Ci sono però anche alcuni punti di forza del sistema-Italia: le nostre imprese fanno ricorso ancora in modo limitato al global sourcing rispetto ad altre grandi economie: così ci ritroviamo più avanti di altri nel percorso verso il back-shoring o il near-shoring. Inoltre, abbiamo una lunga tradizione di relazioni amichevoli con Paesi vicini ma a basso costo del lavoro, a cui siamo anche geograficamente (e forse anche culturalmente) più prossimi della Francia o della Germania, per non fare che due esempi. Non ultimo, possiamo contare su una elevatissima varietà di settori, aziende, competenze e capacità micro-imprenditoriali fortemente distribuite sui territori: è la ben nota logica dei “distretti industriali”, molto ben rappresentata da questo uditorio (Confartigianato Varese): quindi, da noi è più facile trovare alternative di fornitura locali”.

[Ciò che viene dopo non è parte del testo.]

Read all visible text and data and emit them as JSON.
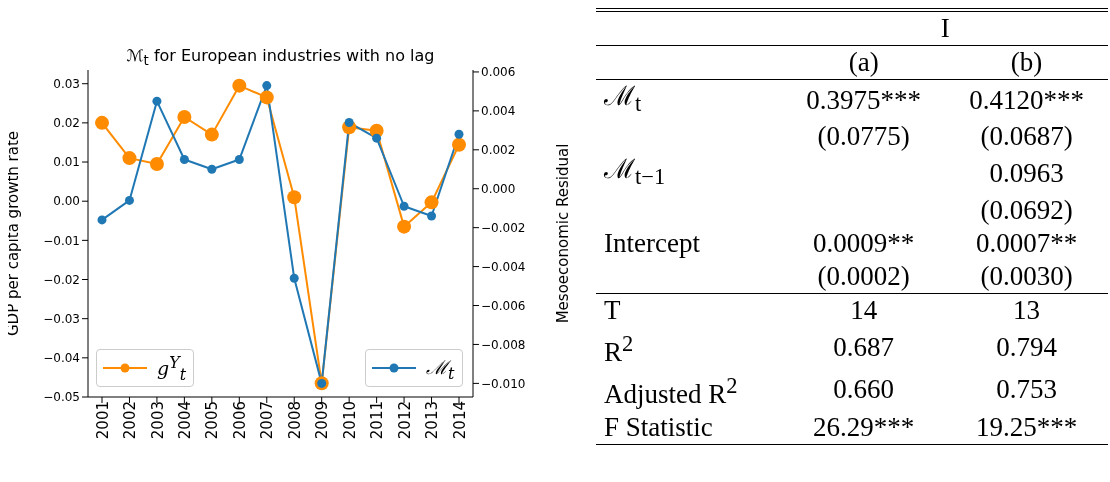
{
  "chart_data": [
    {
      "type": "line",
      "title": "ℳ$_{t}$ for European industries with no lag",
      "ylabel": "GDP per capita growth rate",
      "y2label": "Mesoeconomic Residual",
      "categories": [
        "2001",
        "2002",
        "2003",
        "2004",
        "2005",
        "2006",
        "2007",
        "2008",
        "2009",
        "2010",
        "2011",
        "2012",
        "2013",
        "2014"
      ],
      "series": [
        {
          "name": "g$^{Y}$$_{t}$",
          "color": "#ff8c00",
          "values": [
            0.02,
            0.011,
            0.0095,
            0.0215,
            0.017,
            0.0295,
            0.0265,
            0.001,
            -0.0465,
            0.0189,
            0.018,
            -0.0065,
            -0.0003,
            0.0144
          ]
        },
        {
          "name": "ℳ$_{t}$",
          "color": "#1f77b4",
          "axis": "y2",
          "values": [
            -0.0016,
            -0.0006,
            0.0045,
            0.0015,
            0.001,
            0.0015,
            0.0053,
            -0.0046,
            -0.01,
            0.0034,
            0.0026,
            -0.0009,
            -0.0014,
            0.0028
          ]
        }
      ],
      "ylim": [
        -0.05,
        0.0335
      ],
      "yticks": [
        {
          "value": -0.05,
          "label": "−0.05"
        },
        {
          "value": -0.04,
          "label": "−0.04"
        },
        {
          "value": -0.03,
          "label": "−0.03"
        },
        {
          "value": -0.02,
          "label": "−0.02"
        },
        {
          "value": -0.01,
          "label": "−0.01"
        },
        {
          "value": 0,
          "label": "0.00"
        },
        {
          "value": 0.01,
          "label": "0.01"
        },
        {
          "value": 0.02,
          "label": "0.02"
        },
        {
          "value": 0.03,
          "label": "0.03"
        }
      ],
      "y2lim": [
        -0.0107,
        0.0061
      ],
      "y2ticks": [
        {
          "value": -0.01,
          "label": "−0.010"
        },
        {
          "value": -0.008,
          "label": "−0.008"
        },
        {
          "value": -0.006,
          "label": "−0.006"
        },
        {
          "value": -0.004,
          "label": "−0.004"
        },
        {
          "value": -0.002,
          "label": "−0.002"
        },
        {
          "value": 0,
          "label": "0.000"
        },
        {
          "value": 0.002,
          "label": "0.002"
        },
        {
          "value": 0.004,
          "label": "0.004"
        },
        {
          "value": 0.006,
          "label": "0.006"
        }
      ],
      "grid": false,
      "legend": "bottom",
      "marker": "circle",
      "line_style": "solid"
    },
    {
      "type": "other",
      "title": "I",
      "categories": [
        "(a)",
        "(b)"
      ],
      "y_categories": [
        "ℳ$_{t}$",
        null,
        "ℳ$_{t−1}$",
        null,
        "Intercept",
        null,
        "T",
        "R$^{2}$",
        "Adjusted R$^{2}$",
        "F Statistic"
      ],
      "cell_labels": [
        [
          "0.3975***",
          "0.4120***"
        ],
        [
          "(0.0775)",
          "(0.0687)"
        ],
        [
          null,
          "0.0963"
        ],
        [
          null,
          "(0.0692)"
        ],
        [
          "0.0009**",
          "0.0007**"
        ],
        [
          "(0.0002)",
          "(0.0030)"
        ],
        [
          "14",
          "13"
        ],
        [
          "0.687",
          "0.794"
        ],
        [
          "0.660",
          "0.753"
        ],
        [
          "26.29***",
          "19.25***"
        ]
      ]
    }
  ]
}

Vediamo nel futuro una divisione in blocchi, occidentale e orientale. E questo significa andare verso filiere più corte, cosa che potrebbe rappresentare un vantaggio competitivo per le Pmi, che sono molto flessibili e si adattano a scari che cambiano. Però, quello che sta succedendo in Italia è che tante Pmi stanno sparendo e tante vengono assorbite dalle grandi imprese. Possono giocare, in questo contesto, un ruolo importante le filiere?
Perona: “La mia sensazione -ma non sono affatto un esperto di geo-politica- è che forse stiamo vivendo le avvisaglie di un progressivo tramonto dell’egemonia americana; al contempo, osserviamo la progressiva affermazione della Cina. Se, quando e come avverrà il cambiamento degli equilibri si fatica a dirlo. Ma di sicuro lo senario geopolitico cambierà e ci saranno ricadute: la formazione dei blocchi da lei indicati e il back-shoring, ad esempio. E ci sarà l’esigenza in determinate aree tecnologiche di portare precipitosamente a casa la produzione: parlo per esempio dei semiconduttori.

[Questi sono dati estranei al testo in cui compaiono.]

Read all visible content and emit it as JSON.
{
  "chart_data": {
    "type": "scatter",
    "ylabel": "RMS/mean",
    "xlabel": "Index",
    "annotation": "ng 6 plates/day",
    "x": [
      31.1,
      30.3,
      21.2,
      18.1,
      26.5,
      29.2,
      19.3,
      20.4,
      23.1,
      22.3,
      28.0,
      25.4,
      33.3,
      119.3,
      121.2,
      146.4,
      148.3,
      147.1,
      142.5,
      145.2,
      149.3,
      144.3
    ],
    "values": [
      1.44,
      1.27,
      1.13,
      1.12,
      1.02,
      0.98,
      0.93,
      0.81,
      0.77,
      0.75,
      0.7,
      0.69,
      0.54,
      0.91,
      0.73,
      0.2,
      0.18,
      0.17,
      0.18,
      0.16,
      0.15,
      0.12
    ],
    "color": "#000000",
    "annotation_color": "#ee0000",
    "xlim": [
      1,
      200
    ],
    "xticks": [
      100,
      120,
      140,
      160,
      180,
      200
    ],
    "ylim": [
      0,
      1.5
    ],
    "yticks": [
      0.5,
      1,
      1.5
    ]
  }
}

Difficile dire se il modello italiano basato sulle piccole e micro imprese riuscirà a trovare un modo di sopravvivere e riorganizzarsi in questo nuovo contesto. Ma ci sarà probabilmente un graduale processo di accorpamento e crescita, a meno di quelle piccole imprese che sono in grado di fare produzioni super-specializzate per brand, design o tecnologia. In questo scenario geo-politico in evoluzione è essenziale costruire il terzo polo, che è l’Europa, che oggi non c’è. Credo che un’Europa politicamente e anche militarmente forte sarebbe una grande risorsa per le nostre imprese, anche piccole (e non solo!).
Frosi: continuo a credere che la specializzazione continuerà a essere un valore, insieme alle competenze delle piccole e medie imprese. È ineluttabile però che un po’ la dimensione debba crescere. Questa progressiva crescita è già in corso. Io credo anche nel valore delle alleanze, delle reti di impresa e se penso alla logistica, sia come disciplina sia come principi sia come pratica, è questo: è mettersi insieme, e fare efficienza per raggiungere i migliori servizi al minor costo. E cosa c’è di meglio di condividere un camion o un magazzino? La logistica in questo si presta: non è la produzione, di cui le aziende sono gelose, la logistica è uno strumento attraverso il quale si può lavorare insieme.